Minerva appealed to the Federal Court, which upheld the assessment of the ATO.
Mylan then appealed the decision to the Full Federal Court.
Judgment of the Full Federal Court
The Full Federal Court found in favour of Minerva.
Excerpts
“121 The s 177D factors are to be considered in light of the counterfactual or other possibilities and the outcomes resulting from the scheme. Part of the difficulty in the present case is that the same commercial outcome for the parties would not have been achieved by a distribution of income to the special unitholder as was achieved by the distribution of income to the ordinary unitholder, putting aside the Australian income tax consequences. Jupiter was indebted to LF and the distributions from MFGT enabled the repayment of that debt. Vesta increased its capital investment in MFGT and increased MFGT’s equity capital base. The premise of the Commissioner’s case was that the failure to distribute to LF deprived LF of retained earnings. That “commercial” outcome was different from the commercial outcome in fact achieved. To adopt the language of Hely J in Macquarie Finance Ltd v Commissioner of Taxation [2005] FCAFC 205; (2005) 146 FCR 77 at [243], the fallacy in this case is that — contrary to the direction in s 177D(2) — it confines attention to the tax consequences of the actual and “counterfactual” transactions and leaves out of account the commercial advantages and consequences obtained by parties connected with the appellant and flowing from what was done.
122 As has been explained, the Commissioner’s case rested upon a comparison between the way in which the finance business was structured in 2007 and the way in which income flows occurred in the relevant years. It assumed, in effect, that there was no objective reason for the change in income flows other than a desire to secure a tax advantage. A case of that kind failed to engage with the unchallenged finding that the restructure in 2007 was not a scheme to which Part IVA applied and the evidence as to the changed commercial circumstances, including the business need for further sources of capital. Those changes had consequences for the role of LF, including as to its sources of income. The appellant was entitled to point to these matters as part of the context in which the objective reasons for the distributions of income from MHT were to be evaluated.

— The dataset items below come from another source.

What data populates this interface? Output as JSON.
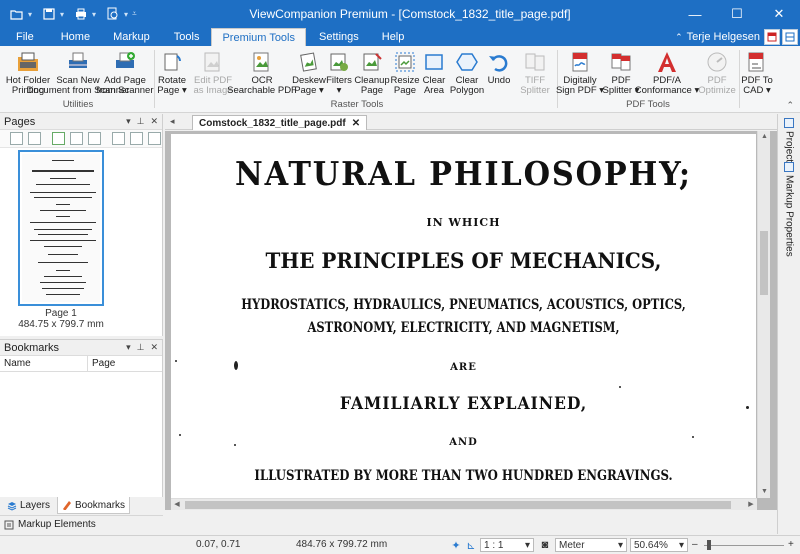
{
  "window": {
    "title": "ViewCompanion Premium - [Comstock_1832_title_page.pdf]",
    "controls": [
      "—",
      "☐",
      "✕"
    ]
  },
  "quick_access": [
    "open-icon",
    "save-icon",
    "print-icon",
    "find-icon",
    "customize-icon"
  ],
  "menu_tabs": [
    {
      "label": "File",
      "active": false
    },
    {
      "label": "Home",
      "active": false
    },
    {
      "label": "Markup",
      "active": false
    },
    {
      "label": "Tools",
      "active": false
    },
    {
      "label": "Premium Tools",
      "active": true
    },
    {
      "label": "Settings",
      "active": false
    },
    {
      "label": "Help",
      "active": false
    }
  ],
  "user": {
    "name": "Terje Helgesen"
  },
  "ribbon": {
    "utilities": {
      "label": "Utilities",
      "buttons": [
        {
          "line1": "Hot Folder",
          "line2": "Printing"
        },
        {
          "line1": "Scan New",
          "line2": "Document from Scanner"
        },
        {
          "line1": "Add Page",
          "line2": "from Scanner"
        }
      ]
    },
    "raster": {
      "label": "Raster Tools",
      "buttons": [
        {
          "line1": "Rotate",
          "line2": "Page ▾"
        },
        {
          "line1": "Edit PDF",
          "line2": "as Image"
        },
        {
          "line1": "OCR",
          "line2": "Searchable PDF"
        },
        {
          "line1": "Deskew",
          "line2": "Page ▾"
        },
        {
          "line1": "Filters",
          "line2": "▾"
        },
        {
          "line1": "Cleanup",
          "line2": "Page"
        },
        {
          "line1": "Resize",
          "line2": "Page"
        },
        {
          "line1": "Clear",
          "line2": "Area"
        },
        {
          "line1": "Clear",
          "line2": "Polygon"
        },
        {
          "line1": "Undo",
          "line2": ""
        },
        {
          "line1": "TIFF",
          "line2": "Splitter"
        }
      ]
    },
    "pdf": {
      "label": "PDF Tools",
      "buttons": [
        {
          "line1": "Digitally",
          "line2": "Sign PDF ▾"
        },
        {
          "line1": "PDF",
          "line2": "Splitter ▾"
        },
        {
          "line1": "PDF/A",
          "line2": "Conformance ▾"
        },
        {
          "line1": "PDF",
          "line2": "Optimize"
        },
        {
          "line1": "PDF To",
          "line2": "CAD ▾"
        }
      ]
    },
    "colors": {
      "accent": "#1e6fc4",
      "pdf_red": "#d32f2f",
      "scan_blue": "#2f6db3"
    }
  },
  "pages_panel": {
    "title": "Pages",
    "thumbnail": {
      "caption": "Page 1",
      "size": "484.75 x 799.7 mm"
    }
  },
  "bookmarks_panel": {
    "title": "Bookmarks",
    "columns": [
      "Name",
      "Page"
    ]
  },
  "left_tabs": [
    {
      "label": "Layers",
      "active": false
    },
    {
      "label": "Bookmarks",
      "active": true
    }
  ],
  "markup_elements": {
    "label": "Markup Elements"
  },
  "document": {
    "tab_label": "Comstock_1832_title_page.pdf",
    "lines": [
      "NATURAL PHILOSOPHY;",
      "IN WHICH",
      "THE PRINCIPLES OF MECHANICS,",
      "HYDROSTATICS, HYDRAULICS, PNEUMATICS, ACOUSTICS, OPTICS,",
      "ASTRONOMY, ELECTRICITY, AND MAGNETISM,",
      "ARE",
      "FAMILIARLY EXPLAINED,",
      "AND",
      "ILLUSTRATED BY MORE THAN TWO HUNDRED ENGRAVINGS."
    ]
  },
  "right_tabs": [
    {
      "label": "Project"
    },
    {
      "label": "Markup Properties"
    }
  ],
  "statusbar": {
    "coords": "0.07, 0.71",
    "page_size": "484.76 x 799.72 mm",
    "scale": "1 : 1",
    "unit": "Meter",
    "zoom": "50.64%",
    "zoom_fraction": 0.06
  }
}
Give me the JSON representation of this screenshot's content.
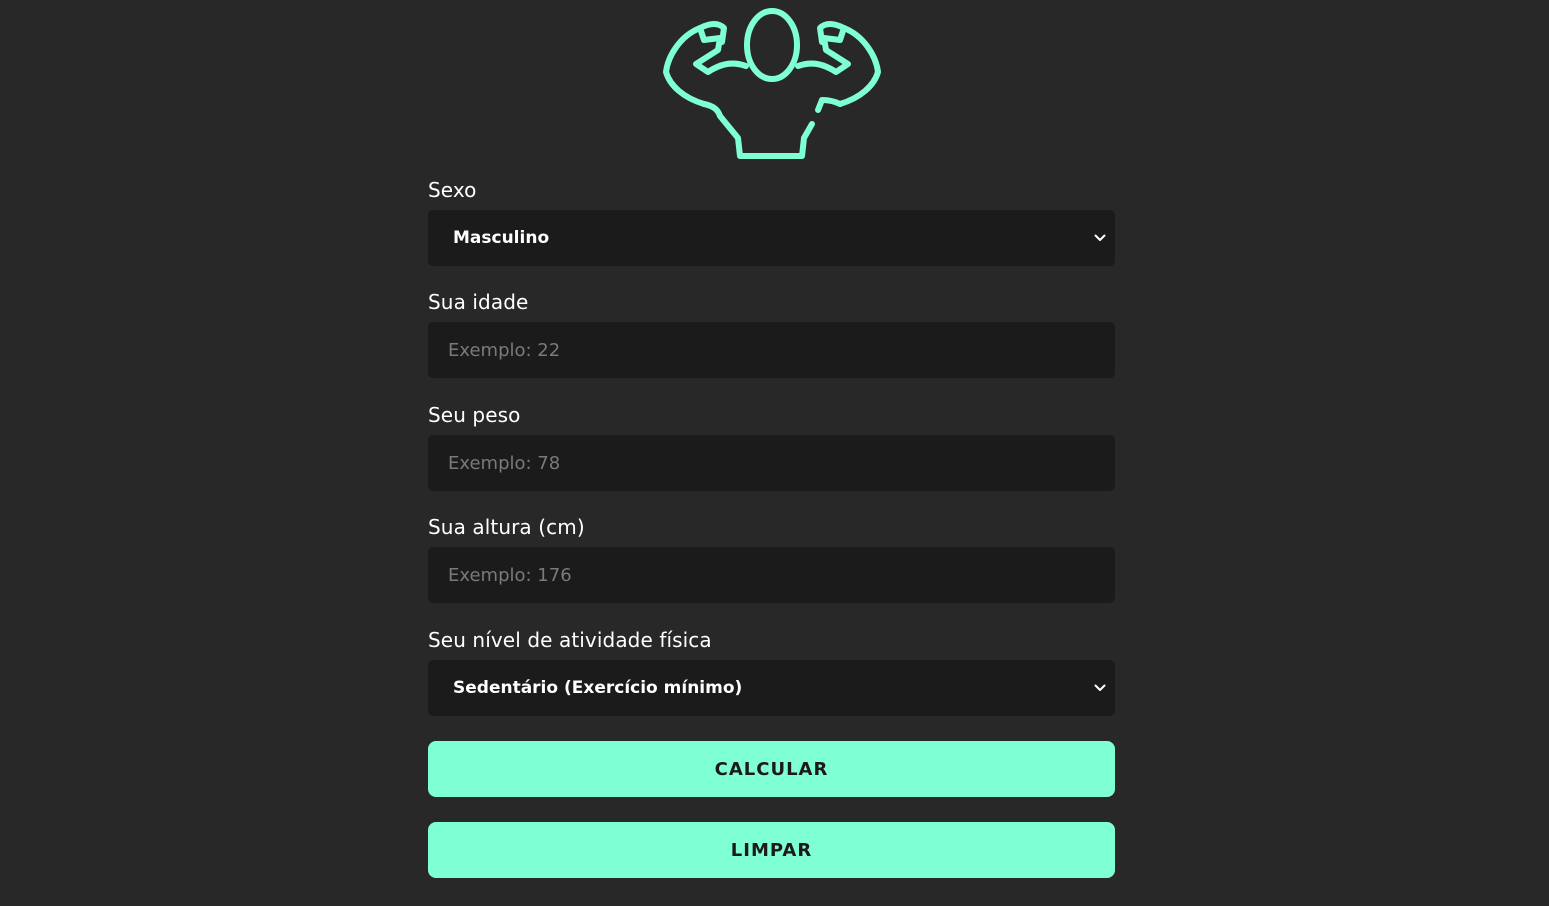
{
  "logo": {
    "icon": "flexing-man-icon",
    "color": "#7fffd4"
  },
  "form": {
    "sex": {
      "label": "Sexo",
      "value": "Masculino"
    },
    "age": {
      "label": "Sua idade",
      "placeholder": "Exemplo: 22"
    },
    "weight": {
      "label": "Seu peso",
      "placeholder": "Exemplo: 78"
    },
    "height": {
      "label": "Sua altura (cm)",
      "placeholder": "Exemplo: 176"
    },
    "activity": {
      "label": "Seu nível de atividade física",
      "value": "Sedentário (Exercício mínimo)"
    }
  },
  "buttons": {
    "calculate": "CALCULAR",
    "clear": "LIMPAR"
  },
  "colors": {
    "background": "#282828",
    "field": "#1b1b1b",
    "accent": "#7fffd4"
  }
}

123 At the end of the day, the appellant as trustee of MHT made a distribution of distributable income in accordance with the terms of the MHT trust constitution and the terms on which the units in MHT had been issued. The making of that distribution resulted in MFGT being able to make a distribution to its unitholders which resulted in a real benefit to those unitholders. It was not disputed that a tax benefit had been obtained by the appellant. If distributions had been made differently more Australian tax would have been payable. But the identification of a tax benefit does not answer the question posited by s 177D. Nothing in the surrounding context objectively supports a conclusion that any party to any of the schemes either entered into or carried out any of the schemes for a dominant purpose of enabling the appellant to obtain a tax benefit.”